Imaginez un peu l'histoire des Misérables si Cosette avait été égoïste, cruelle et protégée, en guise de Valjean, par un agent secret dont le talent principal était l'assassinat de masse.
C'est cette histoire, à peine romancée, que raconte
Lucien Bodard, celle de Jiang Qing, la veuve de Mao qui rêva de lui succéder, qui tenta un coup d'Etat pour ce faire, et dont l'histoire retient essentiellement son rôle central, à la tête de la Bande des Quatre, dans le déchaînement de la violence et des persécutions pendant la Révolution culturelle.
Elle était née Shumeng, c'est-à-dire « Pure et Simple », ce qui ne s'invente pas et comme le personnage de Cosette, elle eut une enfance misérable. Son Jean Valjean se nommait Kang Sheng, membre clandestin du Parti communiste dès les années vingt. Il était spécialisé dans les coups tordus, les assassinats tout particulièrement ; il fut son amant et son protecteur jusque dans les instances dirigeantes du PC chinois où il la présenta à Mao. Rebaptisée Yun He (Grue des Nuages, ça ne s'invente pas non plus), puis Lan Ping (Pomme Bleue) lors de son séjour à Shanghaï, son ascension culmina lorsqu'elle prit la place et les prérogatives, dans le lit de Mao, de He Zhizen l'épouse (la troisième) de l'époque.

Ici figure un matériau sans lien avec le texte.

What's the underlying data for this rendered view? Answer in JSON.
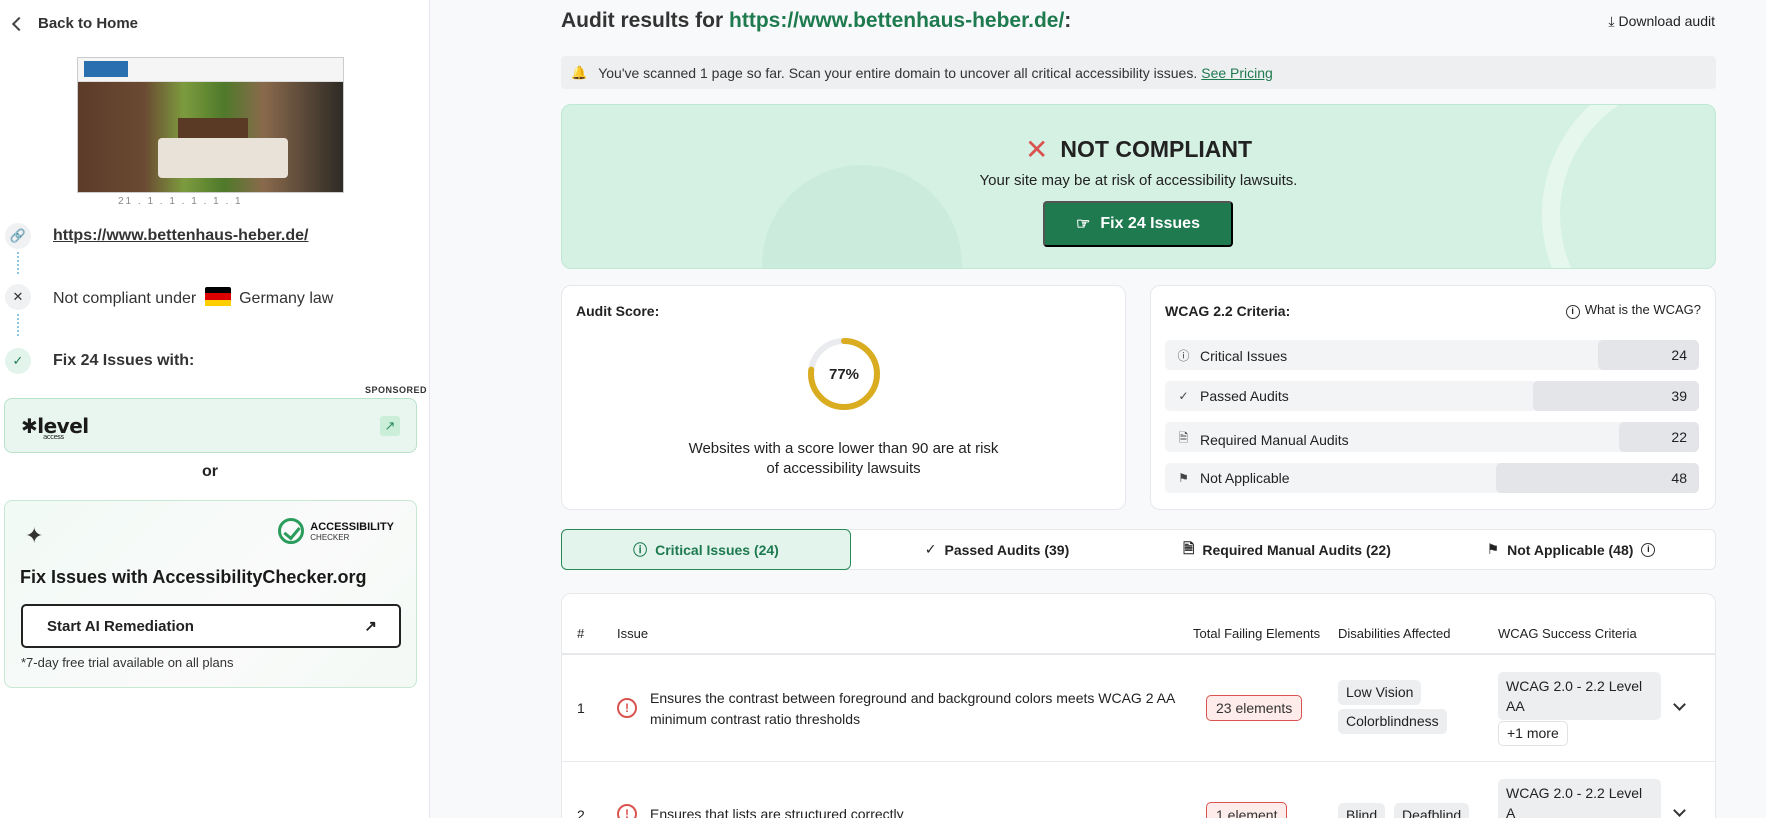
{
  "sidebar": {
    "back_label": "Back to Home",
    "thumb_caption": "21 . 1 . 1 . 1 . 1 . 1",
    "url": "https://www.bettenhaus-heber.de/",
    "compliance_prefix": "Not compliant under",
    "compliance_suffix": "Germany law",
    "fix_label": "Fix 24 Issues with:",
    "sponsored": "SPONSORED",
    "level_logo": "level",
    "level_sub": "access",
    "or": "or",
    "ac_logo_line1": "ACCESSIBILITY",
    "ac_logo_line2": "CHECKER",
    "ac_title": "Fix Issues with AccessibilityChecker.org",
    "ac_button": "Start AI Remediation",
    "ac_note": "*7-day free trial available on all plans"
  },
  "header": {
    "title_prefix": "Audit results for",
    "title_url": "https://www.bettenhaus-heber.de/",
    "title_suffix": ":",
    "download_label": "Download audit"
  },
  "notice": {
    "text": "You've scanned 1 page so far. Scan your entire domain to uncover all critical accessibility issues.",
    "link": "See Pricing"
  },
  "banner": {
    "status": "NOT COMPLIANT",
    "subtitle": "Your site may be at risk of accessibility lawsuits.",
    "button": "Fix 24 Issues"
  },
  "score": {
    "heading": "Audit Score:",
    "value": 77,
    "value_label": "77%",
    "desc_line1": "Websites with a score lower than 90 are at risk",
    "desc_line2": "of accessibility lawsuits"
  },
  "wcag": {
    "heading": "WCAG 2.2 Criteria:",
    "link": "What is the WCAG?",
    "rows": [
      {
        "label": "Critical Issues",
        "count": "24",
        "share": 0.19
      },
      {
        "label": "Passed Audits",
        "count": "39",
        "share": 0.31
      },
      {
        "label": "Required Manual Audits",
        "count": "22",
        "share": 0.15
      },
      {
        "label": "Not Applicable",
        "count": "48",
        "share": 0.38
      }
    ]
  },
  "tabs": [
    {
      "label": "Critical Issues (24)"
    },
    {
      "label": "Passed Audits (39)"
    },
    {
      "label": "Required Manual Audits (22)"
    },
    {
      "label": "Not Applicable (48)"
    }
  ],
  "table": {
    "headers": [
      "#",
      "Issue",
      "Total Failing Elements",
      "Disabilities Affected",
      "WCAG Success Criteria"
    ],
    "rows": [
      {
        "num": "1",
        "issue": "Ensures the contrast between foreground and background colors meets WCAG 2 AA minimum contrast ratio thresholds",
        "elements": "23 elements",
        "disabilities": [
          "Low Vision",
          "Colorblindness"
        ],
        "criteria": "WCAG 2.0 - 2.2 Level AA",
        "more": "+1 more"
      },
      {
        "num": "2",
        "issue": "Ensures that lists are structured correctly",
        "elements": "1 element",
        "disabilities": [
          "Blind",
          "Deafblind"
        ],
        "criteria": "WCAG 2.0 - 2.2 Level A"
      }
    ]
  }
}
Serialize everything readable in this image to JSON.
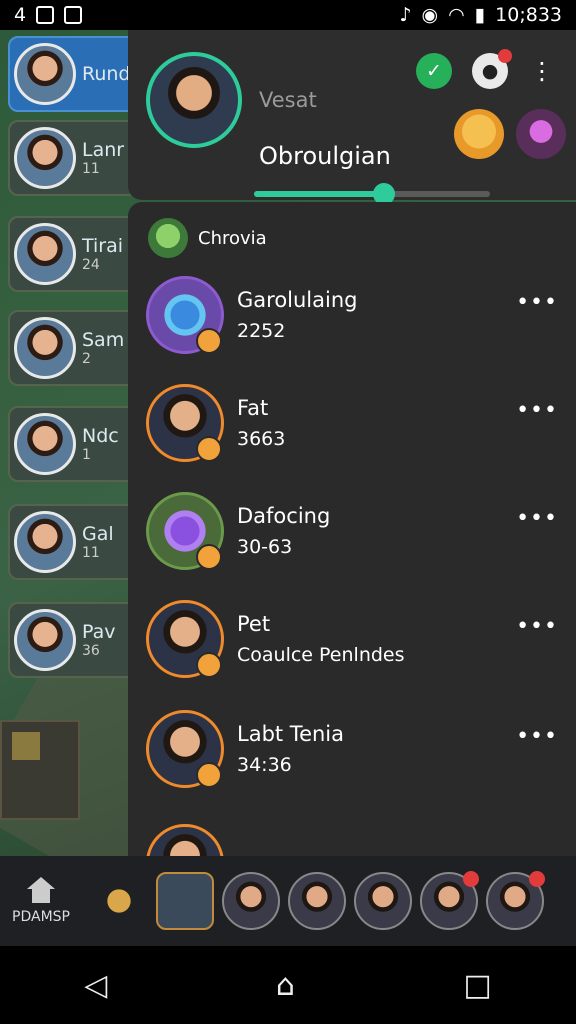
{
  "status_bar": {
    "left_number": "4",
    "time": "10;833"
  },
  "sidebar": {
    "items": [
      {
        "name": "Rundy",
        "sub": ""
      },
      {
        "name": "Lanr",
        "sub": "11"
      },
      {
        "name": "Tirai",
        "sub": "24"
      },
      {
        "name": "Sam",
        "sub": "2"
      },
      {
        "name": "Ndc",
        "sub": "1"
      },
      {
        "name": "Gal",
        "sub": "11"
      },
      {
        "name": "Pav",
        "sub": "36"
      }
    ]
  },
  "profile": {
    "label": "Vesat",
    "name": "Obroulgian",
    "level": 0.55
  },
  "list": {
    "section_title": "Chrovia",
    "items": [
      {
        "title": "Garolulaing",
        "sub": "2252"
      },
      {
        "title": "Fat",
        "sub": "3663"
      },
      {
        "title": "Dafocing",
        "sub": "30-63"
      },
      {
        "title": "Pet",
        "sub": "Coaulce Penlndes"
      },
      {
        "title": "Labt Tenia",
        "sub": "34:36"
      }
    ],
    "more_glyph": "•••"
  },
  "dock": {
    "home_label": "PDAMSP"
  },
  "colors": {
    "accent": "#2ecc9a",
    "panel": "#2a2a2a"
  }
}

On croirait, tant elle semble justifier les deux qualificatifs, que le terme de «vipère lubrique » utilisé pour la première fois en 1935 lors des tristement célèbres procès de Moscou avait été créé pour celle que
Simon Leys (
Ombres Chinoises) décrivait sans complaisance ainsi : « Par elle-même, elle n'était rien, qu'une actrice ratée et une « demi-mondaine », à peine éduquée, dépourvue d'intelligence et de talent...; Témoin la fin lamentable de sa carrière qui sombra avant d'avoir pris son vrai départ ».
Mais, comme on dit souvent, on ne fait de bons romans qu'avec des personnages qui ont oublié d'être lisses.
Lucien Bodard déploie ici sa connaissance de la Chine et le talent qui lui a valu tant de récompenses (Goncourt, Interallié) pour brosser un récit d'aventures où l'on ne s'ennuie jamais. Cette brillante fresque historique fait revivre la Chine encore médiévale de la première partie du XXème siècle, dresse le bilan sans concession des horreurs perpétrées par l'armée japonaise et du funeste mercantilisme européen dont l'épicentre se trouvait à Shanghaï, tout particulièrement dans la Concession française. Il retrace aussi les luttes, souvent sournoises et souterraines, entre Nationalistes et Communistes. Des massacres de Shanghaï et Nankin, aux méandres de la Longue Marche, l'histoire tragique et furieuse de la Chine défile. Compromissions, collusions, trahisons, exécutions, soulèvements, répressions, retournements d'alliance jalonnent aussi la lente progression des communistes chinois vers la prise du pouvoir dont, paradoxalement, les Japonais auront été les auxiliaires les plus efficaces. Tout est remarquablement décrit, avec la richesse de la langue et la profusion de détails qui rendent le récit tellement vivant, la stratégie à long terme de Mao aussi bien que les performances sexuelles de Pomme Bleue.
Le destin de Jiang Qing est assurément un des plus extraordinaires du vingtième siècle,
Lucien Bodard était certainement un des mieux placés pour faire de la vie de cette terrible mante religieuse un roman passionnant.